The Chowan River originates near the Virginia border and flows through the northeastern region of the state for 35 miles before emptying into Albemarle Sound near Edenton. The width of the river varies from approximately 1/5 of a mile in the upper reaches to almost two miles at its mouth. Virtually the entire river is flanked by cypress swamps which provide good fish habitat. Some of the finest freshwater fishing in the state can be found in the Chowan River. The river and its tributary creeks are spawning areas for blueback herring and alewife which provide excellent forage for largemouth bass, the most sought after sport fish in the river. During the summer and fall months, numerous bass can be found in the mouths of tributary creeks feeding on young herring. As a result of this abundant food supply, bass in excess of five pounds are common. The river also provides good fishing for sunfish during the spring spawning period (April/May). Tributaries to the Chowan are good bream fishing streams. These same waters also produce good catches of black crappie during spring months and white perch during the summer. Fishing for white perch typically begins before sunrise by drifting the boat down the middle of the river with an array of cane pole/bobber rigs using either worms or shrimp for bait. Action can vary from none to furious once a school is located. As with most summer fishing, catch rates decline with the rising sun. Largemouth bass, sunfish, striped bass, white perch. Numerous boat ramps in Chowan, Gates and Hertford counties.

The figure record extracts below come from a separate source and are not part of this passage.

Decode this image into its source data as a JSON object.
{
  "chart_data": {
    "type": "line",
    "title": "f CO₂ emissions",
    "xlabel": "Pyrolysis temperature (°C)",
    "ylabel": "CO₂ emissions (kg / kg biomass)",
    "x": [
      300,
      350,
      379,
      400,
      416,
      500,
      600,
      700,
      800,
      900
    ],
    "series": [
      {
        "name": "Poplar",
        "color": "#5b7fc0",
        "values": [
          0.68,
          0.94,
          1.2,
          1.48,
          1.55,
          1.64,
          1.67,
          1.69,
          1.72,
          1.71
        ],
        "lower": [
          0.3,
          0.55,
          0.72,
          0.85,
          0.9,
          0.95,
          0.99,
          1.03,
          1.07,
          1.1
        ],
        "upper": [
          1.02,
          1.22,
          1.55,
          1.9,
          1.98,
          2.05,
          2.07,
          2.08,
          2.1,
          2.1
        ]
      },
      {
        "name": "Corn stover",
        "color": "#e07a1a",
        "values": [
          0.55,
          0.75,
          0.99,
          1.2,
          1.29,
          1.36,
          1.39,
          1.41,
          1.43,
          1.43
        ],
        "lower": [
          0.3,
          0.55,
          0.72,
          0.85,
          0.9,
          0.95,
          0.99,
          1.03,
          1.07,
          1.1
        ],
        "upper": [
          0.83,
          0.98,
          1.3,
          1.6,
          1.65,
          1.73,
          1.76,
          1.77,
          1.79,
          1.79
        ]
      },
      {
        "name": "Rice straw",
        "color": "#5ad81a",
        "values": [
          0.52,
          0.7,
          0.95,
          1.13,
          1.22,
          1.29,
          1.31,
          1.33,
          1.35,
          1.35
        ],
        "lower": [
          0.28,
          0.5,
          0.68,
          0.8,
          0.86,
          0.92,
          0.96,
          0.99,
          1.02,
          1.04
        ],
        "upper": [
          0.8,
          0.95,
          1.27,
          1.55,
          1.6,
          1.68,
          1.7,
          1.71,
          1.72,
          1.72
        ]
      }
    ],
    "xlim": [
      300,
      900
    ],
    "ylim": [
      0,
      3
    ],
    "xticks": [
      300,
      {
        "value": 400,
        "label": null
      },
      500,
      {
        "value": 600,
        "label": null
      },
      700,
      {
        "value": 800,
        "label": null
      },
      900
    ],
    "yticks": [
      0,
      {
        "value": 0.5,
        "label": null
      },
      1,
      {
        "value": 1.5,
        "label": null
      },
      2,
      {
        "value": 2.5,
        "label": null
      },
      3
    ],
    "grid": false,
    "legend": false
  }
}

The Roanoke River is is the major tributary to Albemarle Sound. The river flows 138 miles from the dam at Roanoke Rapids Lake to Albemarle Sound. This section of river has a width varying between 300 and 900 feet and offers excellent fishing for striped bass, largemouth bass, sunfish and catfish. The Roanoke River is the principal spawning stream for the Albemarle Sound population of striped bass. These trophy game fish enter the mouth of the river in late March or early April on their annual run up the river to their main spawning grounds near Weldon. During March and early April, most anglers fish for the stripers with natural bait on the bottom. The most popular bait is an alewife or blueback herring steak approximately one-inch thick. Herring gills are also an excellent bait, but they must be kept fresh and the hook must be rebaited often. Herring may be purchased from local fish dealers or caught by drifting small mesh gill nets in the run of the river. Just prior to the major spawning period in late April and early May, anglers prefer to use three to fiveinch live alewife and blueback herring. The Roanoke River also offers very good fishing for white perch which run up the river from late March to late May to spawn. As the weather warms and the striped bass and white perch head back downstream to Albemarle Sound, fishing for largemouth bass, sunfish and catfish begins to peak. Fishing for largemouth bass peaks in May but may remain good until cool weather slows the action in November. Bluegill is the most abundant species of sunfish but fliers, redear (shellcrackers), redbreast and warmouth are caught frequently. Catfish--primarily channel catfish and bullheads--are caught along the entire length of the river. Although most cats will weigh less than four pounds, channel catfish weighing more than 20 pounds are frequently caught. Largemouth bass, sunfish, striped bass, white perch, bullhead and channel catfish. Numerous boat ramps in Martin and Washington counties.